BM İnsan Hakları Beyannamesi’nin 8. maddesi, “Herkesin anayasa ya da yasayla tanınmış temel haklarını çiğneyen eylemlere karşı yetkili ulusal mahkemeler eliyle etkin bir yargı yoluna başvurma hakkı vardır” demektedir.
Bu bölgede yaşayan bizler, sadece kendimiz için değil ülkemiz için, gelecek nesiller için bu ormanları korumaya çalışıyoruz.
Her fırsatta söylediğimiz gibi biz madenciye ya da maden çıkartılmasına karşı değiliz.

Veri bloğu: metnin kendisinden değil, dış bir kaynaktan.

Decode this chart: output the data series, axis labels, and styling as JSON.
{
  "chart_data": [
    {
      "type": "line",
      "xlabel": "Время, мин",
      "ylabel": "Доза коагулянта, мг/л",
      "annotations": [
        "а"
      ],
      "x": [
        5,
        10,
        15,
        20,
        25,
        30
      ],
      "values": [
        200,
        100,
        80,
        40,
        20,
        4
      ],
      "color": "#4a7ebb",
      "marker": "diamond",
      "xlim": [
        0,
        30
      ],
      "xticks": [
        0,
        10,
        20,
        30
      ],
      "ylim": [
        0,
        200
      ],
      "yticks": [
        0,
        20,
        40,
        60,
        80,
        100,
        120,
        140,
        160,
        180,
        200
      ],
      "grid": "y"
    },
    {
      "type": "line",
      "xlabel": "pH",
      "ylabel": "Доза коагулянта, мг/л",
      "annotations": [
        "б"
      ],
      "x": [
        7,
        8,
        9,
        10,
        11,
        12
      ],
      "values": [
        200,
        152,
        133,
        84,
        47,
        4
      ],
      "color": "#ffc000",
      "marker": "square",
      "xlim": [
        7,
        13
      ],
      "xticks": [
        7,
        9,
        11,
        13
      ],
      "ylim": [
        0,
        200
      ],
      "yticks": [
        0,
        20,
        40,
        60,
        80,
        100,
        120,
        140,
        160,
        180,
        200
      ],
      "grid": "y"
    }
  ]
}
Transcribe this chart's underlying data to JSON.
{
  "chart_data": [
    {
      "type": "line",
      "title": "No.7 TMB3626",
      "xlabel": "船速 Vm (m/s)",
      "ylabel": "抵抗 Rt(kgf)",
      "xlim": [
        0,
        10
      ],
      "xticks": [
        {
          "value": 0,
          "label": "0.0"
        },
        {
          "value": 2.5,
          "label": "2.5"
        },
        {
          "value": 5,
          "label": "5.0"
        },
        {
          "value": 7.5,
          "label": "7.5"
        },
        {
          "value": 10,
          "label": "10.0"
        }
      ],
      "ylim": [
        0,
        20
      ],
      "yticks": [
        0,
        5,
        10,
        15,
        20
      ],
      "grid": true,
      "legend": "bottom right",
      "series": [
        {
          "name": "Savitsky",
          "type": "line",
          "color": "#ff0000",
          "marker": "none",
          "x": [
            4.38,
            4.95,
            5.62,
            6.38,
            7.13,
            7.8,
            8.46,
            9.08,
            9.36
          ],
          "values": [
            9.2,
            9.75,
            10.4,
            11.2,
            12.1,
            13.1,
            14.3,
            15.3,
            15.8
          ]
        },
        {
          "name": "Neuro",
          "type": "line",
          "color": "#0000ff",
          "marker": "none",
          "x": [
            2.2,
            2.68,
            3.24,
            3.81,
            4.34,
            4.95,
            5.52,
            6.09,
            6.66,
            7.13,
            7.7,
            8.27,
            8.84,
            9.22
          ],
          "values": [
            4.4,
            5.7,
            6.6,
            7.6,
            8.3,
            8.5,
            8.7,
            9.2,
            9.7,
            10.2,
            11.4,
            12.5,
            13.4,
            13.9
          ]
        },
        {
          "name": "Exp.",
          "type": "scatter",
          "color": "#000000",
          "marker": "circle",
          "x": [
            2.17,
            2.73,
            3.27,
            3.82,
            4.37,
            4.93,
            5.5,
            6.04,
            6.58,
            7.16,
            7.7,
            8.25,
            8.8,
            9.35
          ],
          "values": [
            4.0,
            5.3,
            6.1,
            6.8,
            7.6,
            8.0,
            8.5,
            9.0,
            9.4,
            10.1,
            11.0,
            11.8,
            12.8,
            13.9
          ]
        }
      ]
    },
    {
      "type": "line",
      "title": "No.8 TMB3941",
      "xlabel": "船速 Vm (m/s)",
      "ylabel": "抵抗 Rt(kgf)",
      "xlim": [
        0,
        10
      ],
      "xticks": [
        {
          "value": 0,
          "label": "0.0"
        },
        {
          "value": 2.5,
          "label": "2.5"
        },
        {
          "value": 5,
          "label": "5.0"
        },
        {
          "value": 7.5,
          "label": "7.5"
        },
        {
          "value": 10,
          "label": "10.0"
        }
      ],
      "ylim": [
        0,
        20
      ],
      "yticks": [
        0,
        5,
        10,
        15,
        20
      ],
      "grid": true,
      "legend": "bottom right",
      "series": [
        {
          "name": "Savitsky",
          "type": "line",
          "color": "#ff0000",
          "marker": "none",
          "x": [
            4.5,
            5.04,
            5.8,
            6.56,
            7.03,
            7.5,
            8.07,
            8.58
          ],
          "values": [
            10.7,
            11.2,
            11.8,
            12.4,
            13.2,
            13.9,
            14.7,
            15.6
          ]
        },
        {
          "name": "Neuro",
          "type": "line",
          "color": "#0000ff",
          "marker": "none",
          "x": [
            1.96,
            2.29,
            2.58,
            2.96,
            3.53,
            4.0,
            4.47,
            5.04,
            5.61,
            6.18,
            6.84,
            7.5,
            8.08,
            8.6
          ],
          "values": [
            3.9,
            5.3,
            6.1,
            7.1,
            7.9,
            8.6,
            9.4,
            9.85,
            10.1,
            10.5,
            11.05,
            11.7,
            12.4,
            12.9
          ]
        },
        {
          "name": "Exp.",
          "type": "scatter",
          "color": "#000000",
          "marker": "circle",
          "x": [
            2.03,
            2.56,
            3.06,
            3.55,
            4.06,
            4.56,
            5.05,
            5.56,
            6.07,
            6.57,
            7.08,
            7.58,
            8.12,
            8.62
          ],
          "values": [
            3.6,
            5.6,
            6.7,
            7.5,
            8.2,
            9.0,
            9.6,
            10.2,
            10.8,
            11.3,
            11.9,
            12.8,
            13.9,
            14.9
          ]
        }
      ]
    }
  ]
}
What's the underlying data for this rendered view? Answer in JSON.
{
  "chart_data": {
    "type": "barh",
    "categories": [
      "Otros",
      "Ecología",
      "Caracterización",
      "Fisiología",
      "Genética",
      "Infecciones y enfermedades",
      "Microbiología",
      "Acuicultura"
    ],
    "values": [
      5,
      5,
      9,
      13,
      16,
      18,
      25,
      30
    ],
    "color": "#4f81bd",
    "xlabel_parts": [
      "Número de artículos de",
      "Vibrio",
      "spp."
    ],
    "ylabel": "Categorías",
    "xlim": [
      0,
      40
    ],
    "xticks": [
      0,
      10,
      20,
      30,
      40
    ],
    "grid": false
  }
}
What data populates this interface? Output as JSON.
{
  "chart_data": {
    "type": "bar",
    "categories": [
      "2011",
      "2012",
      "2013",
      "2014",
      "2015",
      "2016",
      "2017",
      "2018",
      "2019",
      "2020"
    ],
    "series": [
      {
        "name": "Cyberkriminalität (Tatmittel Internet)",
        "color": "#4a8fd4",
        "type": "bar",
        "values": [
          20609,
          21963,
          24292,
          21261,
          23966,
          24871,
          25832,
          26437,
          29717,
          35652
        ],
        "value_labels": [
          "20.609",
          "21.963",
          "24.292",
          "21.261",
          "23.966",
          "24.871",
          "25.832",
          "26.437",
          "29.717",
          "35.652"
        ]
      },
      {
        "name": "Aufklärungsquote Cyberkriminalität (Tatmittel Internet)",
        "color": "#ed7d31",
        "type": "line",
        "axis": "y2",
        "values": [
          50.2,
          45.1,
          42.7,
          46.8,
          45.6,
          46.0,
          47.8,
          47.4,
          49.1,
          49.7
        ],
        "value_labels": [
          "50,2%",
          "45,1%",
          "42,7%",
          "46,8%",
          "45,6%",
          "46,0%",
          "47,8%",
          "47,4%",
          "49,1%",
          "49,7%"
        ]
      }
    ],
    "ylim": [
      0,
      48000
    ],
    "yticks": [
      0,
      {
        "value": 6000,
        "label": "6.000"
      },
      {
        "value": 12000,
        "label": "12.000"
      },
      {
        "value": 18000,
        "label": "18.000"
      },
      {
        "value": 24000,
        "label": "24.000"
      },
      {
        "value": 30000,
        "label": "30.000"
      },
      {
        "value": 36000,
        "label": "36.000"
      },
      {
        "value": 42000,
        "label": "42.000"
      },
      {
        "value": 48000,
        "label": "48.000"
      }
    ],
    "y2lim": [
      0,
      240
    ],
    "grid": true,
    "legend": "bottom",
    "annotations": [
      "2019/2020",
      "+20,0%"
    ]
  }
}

Ancak maden çıkartılırken doğamızın tahrip edilmesine, ağaçların kesilmesine, zeytinliklerimizin zarar görmesine, yeraltı sularımızın kaybolmasına razı değiliz. Bugün burada, ilgili kanunlara aykırı olarak ruhsat verenler başta olmak üzere tüm ilgili kişiler ve kurumlar hakkında suç duyurusunda bulunduk. Konunun takipçisi olmaya ve kamuoyunu bilgilendirmeye devam edeceğiz” dediler.